Ein Weg zurück in die Normalität

Bemerkbar macht sich die Störung meist im Alter zwischen 20 und 30 Jahren, nicht nur Frauen, auch Männer sind davon betroffen. Verursacher sind, laut Feichtenschlager, einerseits genetische Faktoren, aber auch familiäre Konflikte, traumatische Erfahrungen und Störungen in der Identitäts- und Persönlichkeitsentwicklung. „Die Krankheit baut sich langsam auf, es ist ein schleichender Prozess, deshalb muss sie umfassend behandelt werden.“ Im Vordergrund stehen dabei die Normalisierung des Essverhaltens und die Behandlung der zugrundeliegenden psychischen Defizite.
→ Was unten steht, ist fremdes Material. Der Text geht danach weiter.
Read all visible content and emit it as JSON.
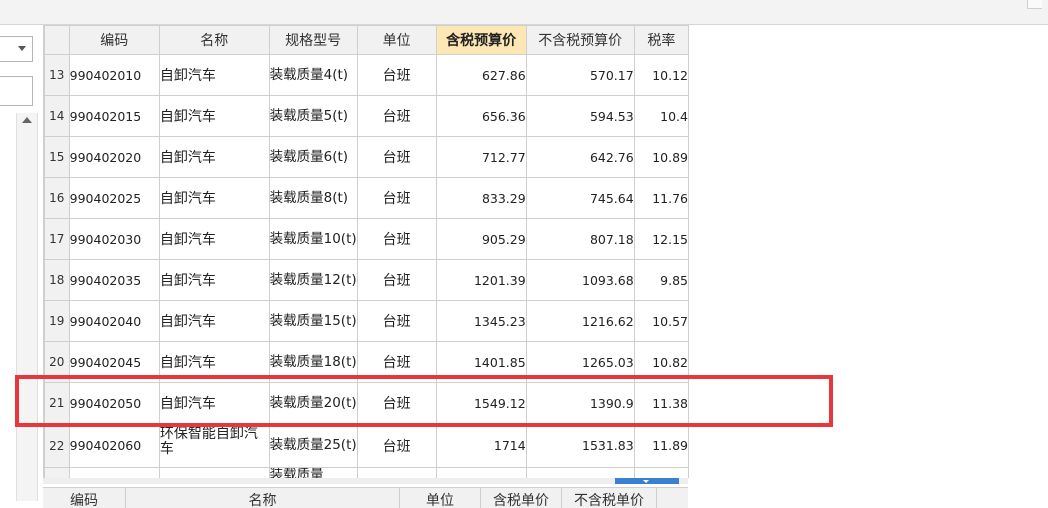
{
  "columns": [
    "编码",
    "名称",
    "规格型号",
    "单位",
    "含税预算价",
    "不含税预算价",
    "税率"
  ],
  "rows": [
    {
      "no": "13",
      "code": "990402010",
      "name": "自卸汽车",
      "spec": "装载质量4(t)",
      "unit": "台班",
      "price_tax": "627.86",
      "price_notax": "570.17",
      "rate": "10.12"
    },
    {
      "no": "14",
      "code": "990402015",
      "name": "自卸汽车",
      "spec": "装载质量5(t)",
      "unit": "台班",
      "price_tax": "656.36",
      "price_notax": "594.53",
      "rate": "10.4"
    },
    {
      "no": "15",
      "code": "990402020",
      "name": "自卸汽车",
      "spec": "装载质量6(t)",
      "unit": "台班",
      "price_tax": "712.77",
      "price_notax": "642.76",
      "rate": "10.89"
    },
    {
      "no": "16",
      "code": "990402025",
      "name": "自卸汽车",
      "spec": "装载质量8(t)",
      "unit": "台班",
      "price_tax": "833.29",
      "price_notax": "745.64",
      "rate": "11.76"
    },
    {
      "no": "17",
      "code": "990402030",
      "name": "自卸汽车",
      "spec": "装载质量10(t)",
      "unit": "台班",
      "price_tax": "905.29",
      "price_notax": "807.18",
      "rate": "12.15"
    },
    {
      "no": "18",
      "code": "990402035",
      "name": "自卸汽车",
      "spec": "装载质量12(t)",
      "unit": "台班",
      "price_tax": "1201.39",
      "price_notax": "1093.68",
      "rate": "9.85"
    },
    {
      "no": "19",
      "code": "990402040",
      "name": "自卸汽车",
      "spec": "装载质量15(t)",
      "unit": "台班",
      "price_tax": "1345.23",
      "price_notax": "1216.62",
      "rate": "10.57"
    },
    {
      "no": "20",
      "code": "990402045",
      "name": "自卸汽车",
      "spec": "装载质量18(t)",
      "unit": "台班",
      "price_tax": "1401.85",
      "price_notax": "1265.03",
      "rate": "10.82"
    },
    {
      "no": "21",
      "code": "990402050",
      "name": "自卸汽车",
      "spec": "装载质量20(t)",
      "unit": "台班",
      "price_tax": "1549.12",
      "price_notax": "1390.9",
      "rate": "11.38"
    },
    {
      "no": "22",
      "code": "990402060",
      "name": "环保智能自卸汽车",
      "spec": "装载质量25(t)",
      "unit": "台班",
      "price_tax": "1714",
      "price_notax": "1531.83",
      "rate": "11.89"
    },
    {
      "no": "",
      "code": "",
      "name": "",
      "spec": "装载质量",
      "unit": "",
      "price_tax": "",
      "price_notax": "",
      "rate": ""
    }
  ],
  "bottom_columns": [
    "编码",
    "名称",
    "单位",
    "含税单价",
    "不含税单价"
  ],
  "highlight_color": "#e8363a"
}
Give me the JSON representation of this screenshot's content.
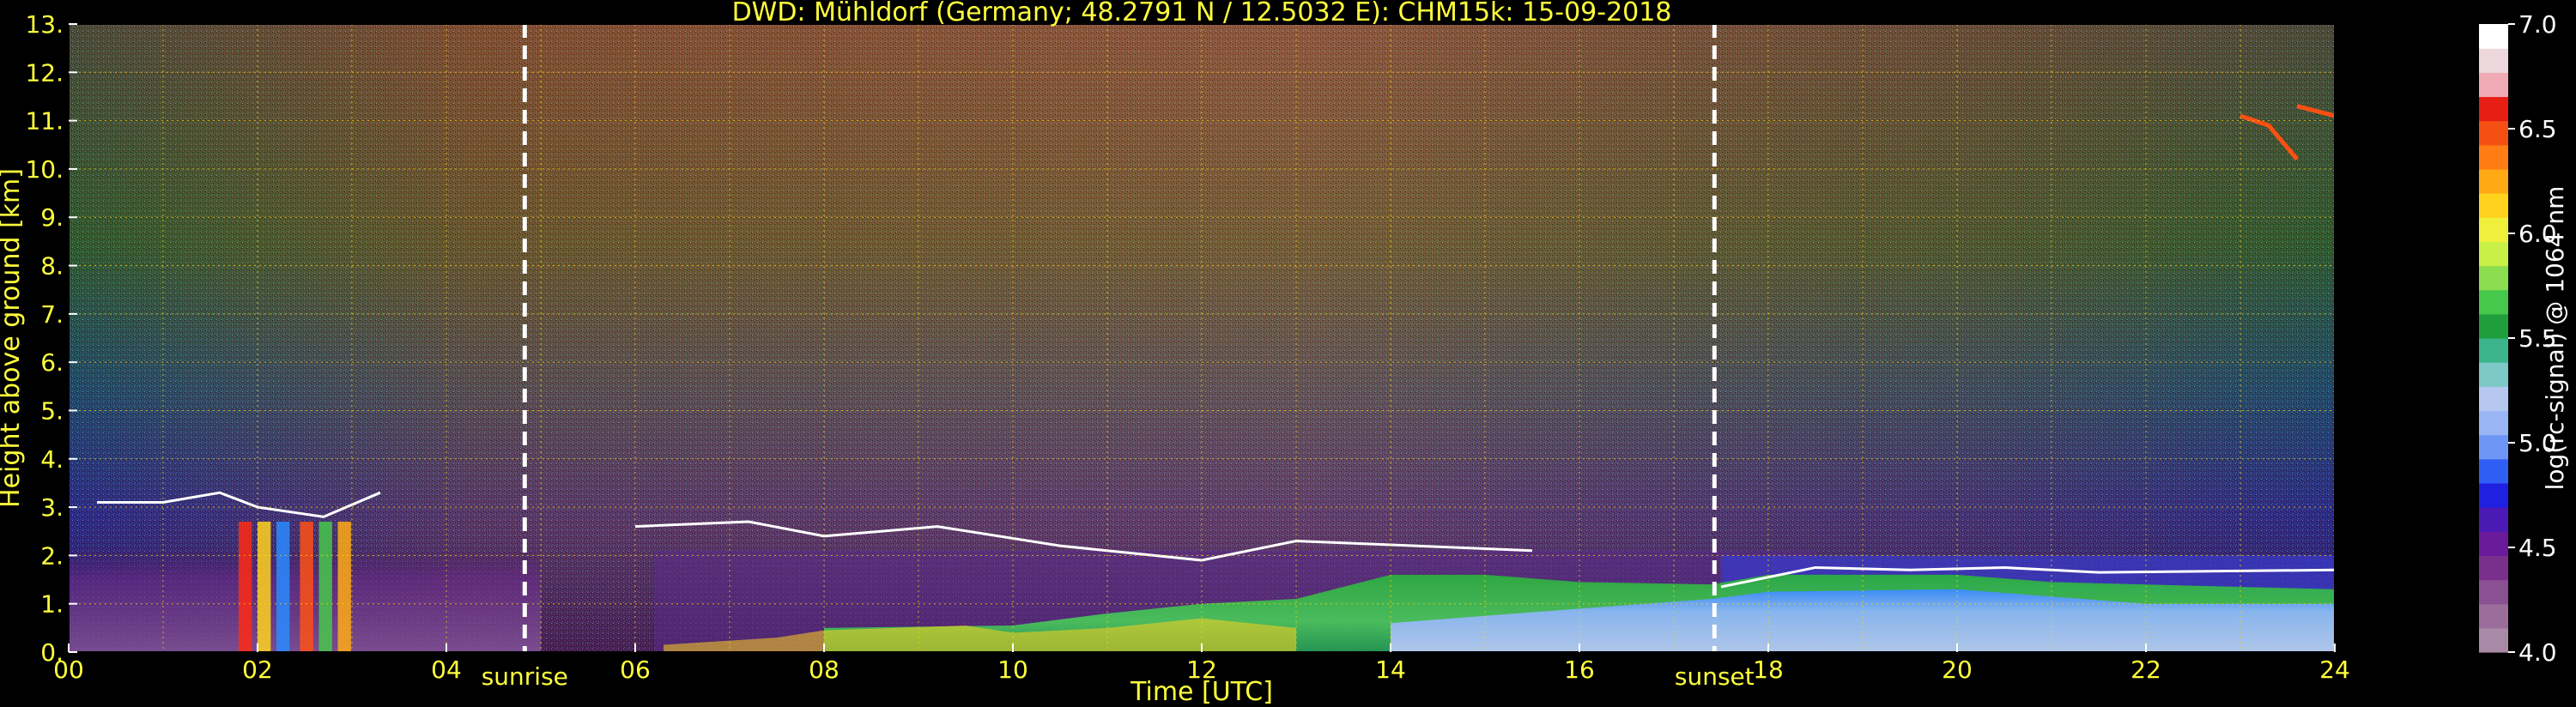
{
  "chart_data": {
    "type": "heatmap",
    "title": "DWD: Mühldorf (Germany; 48.2791 N / 12.5032 E):    CHM15k: 15-09-2018",
    "xlabel": "Time [UTC]",
    "ylabel": "Height above ground [km]",
    "xlim": [
      0,
      24
    ],
    "ylim": [
      0,
      13
    ],
    "x_ticks": [
      "00",
      "02",
      "04",
      "06",
      "08",
      "10",
      "12",
      "14",
      "16",
      "18",
      "20",
      "22",
      "24"
    ],
    "y_ticks": [
      "0.",
      "1.",
      "2.",
      "3.",
      "4.",
      "5.",
      "6.",
      "7.",
      "8.",
      "9.",
      "10.",
      "11.",
      "12.",
      "13."
    ],
    "grid": true,
    "markers": [
      {
        "label": "sunrise",
        "x": 4.83
      },
      {
        "label": "sunset",
        "x": 17.43
      }
    ],
    "colorbar": {
      "label": "log(rc-signal) @ 1064 nm",
      "range": [
        4.0,
        7.0
      ],
      "ticks": [
        "4.0",
        "4.5",
        "5.0",
        "5.5",
        "6.0",
        "6.5",
        "7.0"
      ],
      "colors": [
        "#a88aa6",
        "#9a6d9b",
        "#8b4f93",
        "#7b2f8c",
        "#6a1a9a",
        "#4b1ab4",
        "#2020e0",
        "#2f5ef5",
        "#6e96f5",
        "#9ab6f5",
        "#b6c8f0",
        "#7ec8c8",
        "#3cb48c",
        "#1e9e3c",
        "#46c84b",
        "#8cdc50",
        "#c8f046",
        "#f0f03c",
        "#ffd21e",
        "#ffaa14",
        "#ff7d14",
        "#f55014",
        "#e61e14",
        "#f0aab4",
        "#ebd7dc",
        "#ffffff"
      ]
    }
  }
}
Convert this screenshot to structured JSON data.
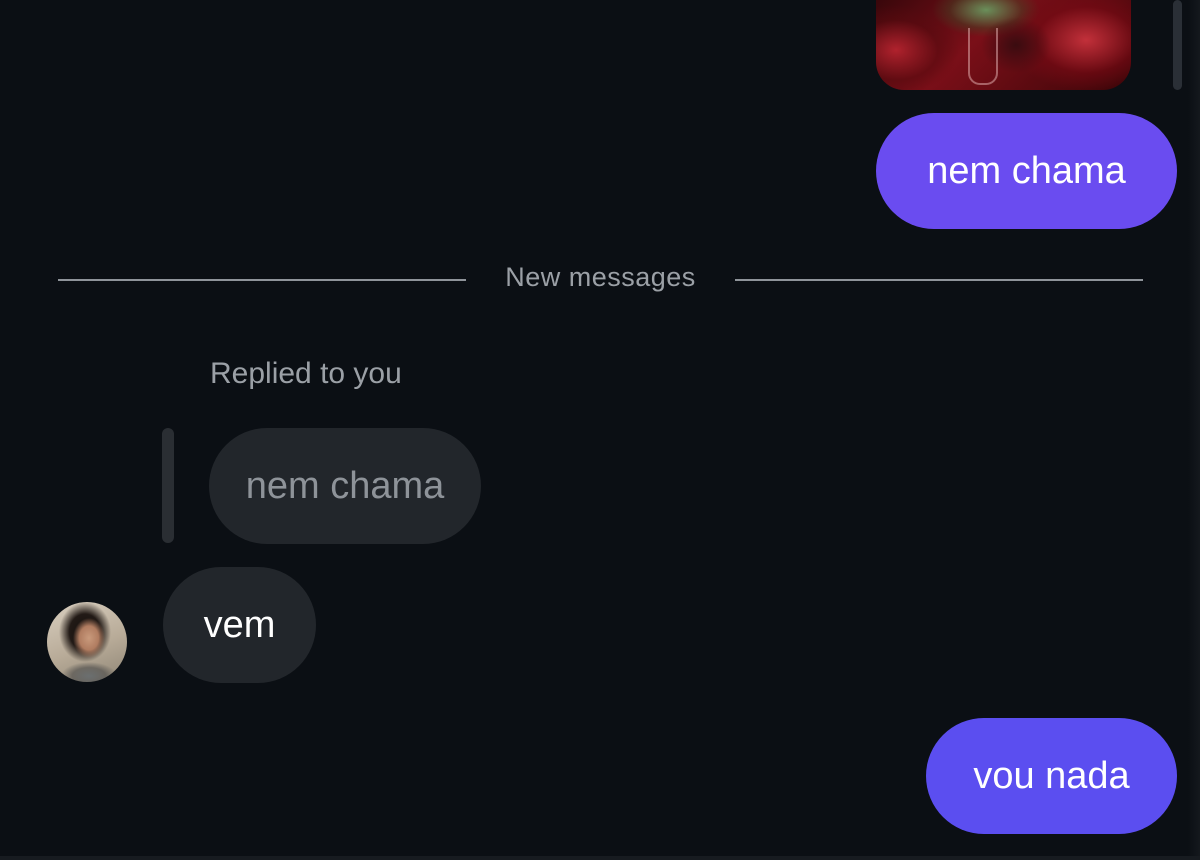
{
  "conversation": {
    "divider_label": "New messages",
    "messages": [
      {
        "type": "image",
        "direction": "sent",
        "alt_icon": "photo"
      },
      {
        "type": "text",
        "direction": "sent",
        "text": "nem chama"
      },
      {
        "type": "reply",
        "direction": "received",
        "reply_caption": "Replied to you",
        "quoted_text": "nem chama",
        "text": "vem"
      },
      {
        "type": "text",
        "direction": "sent",
        "text": "vou nada"
      }
    ]
  },
  "colors": {
    "background": "#0b0f14",
    "sent_bubble": "#6a4cf0",
    "received_bubble": "#22262b",
    "muted_text": "#9ba0a6"
  }
}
Daniela Feichtenschlager, MSc

„Das Ziel der Therapie ist nicht vordergründig eine Gewichtnormalisierung, sondern das Wiedererlangen eines kontrollierten Essverhaltens.“

Daniela Feichtenschlager, MSc, Psychotherapeutin

Erster Ansprechpartner für Erwachsene ist oftmals der Hausarzt, der die entsprechenden Überweisungen vornimmt. Die Behandlung erfolgt meist in Form einer stationären Psychotherapie.

„Diese verläuft bei uns über eine Dauer bis zu zehn Wochen alternierend mit jeweils zwei stationären Wochen und zwei Wochen zu Hause. Die Zeit daheim soll dazu dienen, dass die neuen Erkenntnisse im Alltag erprobt werden.“ Das Department für Psychosomatik für Erwachsene am Klinikum-Standort Grieskirchen verfügt über sechs stationäre und einen tagesklinischen Platz. „Unser Therapieangebot ist multimodal und wird sowohl in Einzel- als auch in Gruppensitzungen angeboten. Es reicht von Psychoedukation über Spannungs- und Gefühlregulation sowie Körperwahrnehmung bis hin zum Erkennen und Differenzieren von Emotionen. Nicht fehlen dürfen natürlich das Angebot der Diätologie sowie Bewegung und Entspannung.“

Und danach …

Auch eine Nachsorgegruppe wird auf freiwilliger Basis angeboten. Ca. ein Drittel der Patienten kommt regelmäßig wieder. „Es ist wichtig, dass man weitermacht, denn es handelt sich um einen langwierigen Prozess, der viel Motivationsarbeit benötigt.“ Das Angebot der Psychotherapie für Erwachsene am Klinikum Wels-Grieskirchen zeichnet sich aber nicht nur durch sein multimodales Programm, sondern besonders durch die kleine Größe der Therapiegruppen aus: „Adipöse Menschen haben es nicht leicht in der Gesellschaft. Am Klinikum-Standort Grieskirchen kann ihre Intimsphäre gut gewahrt werden.“ Und: Selbst wenn die Kilos nicht gleich purzeln, werden die Patienten im Laufe der Therapie stabiler, gestärkter und können mit Spannungen besser umgehen – was sich in einer stärkeren Kontrolle über das eigene Essverhalten ausdrückt.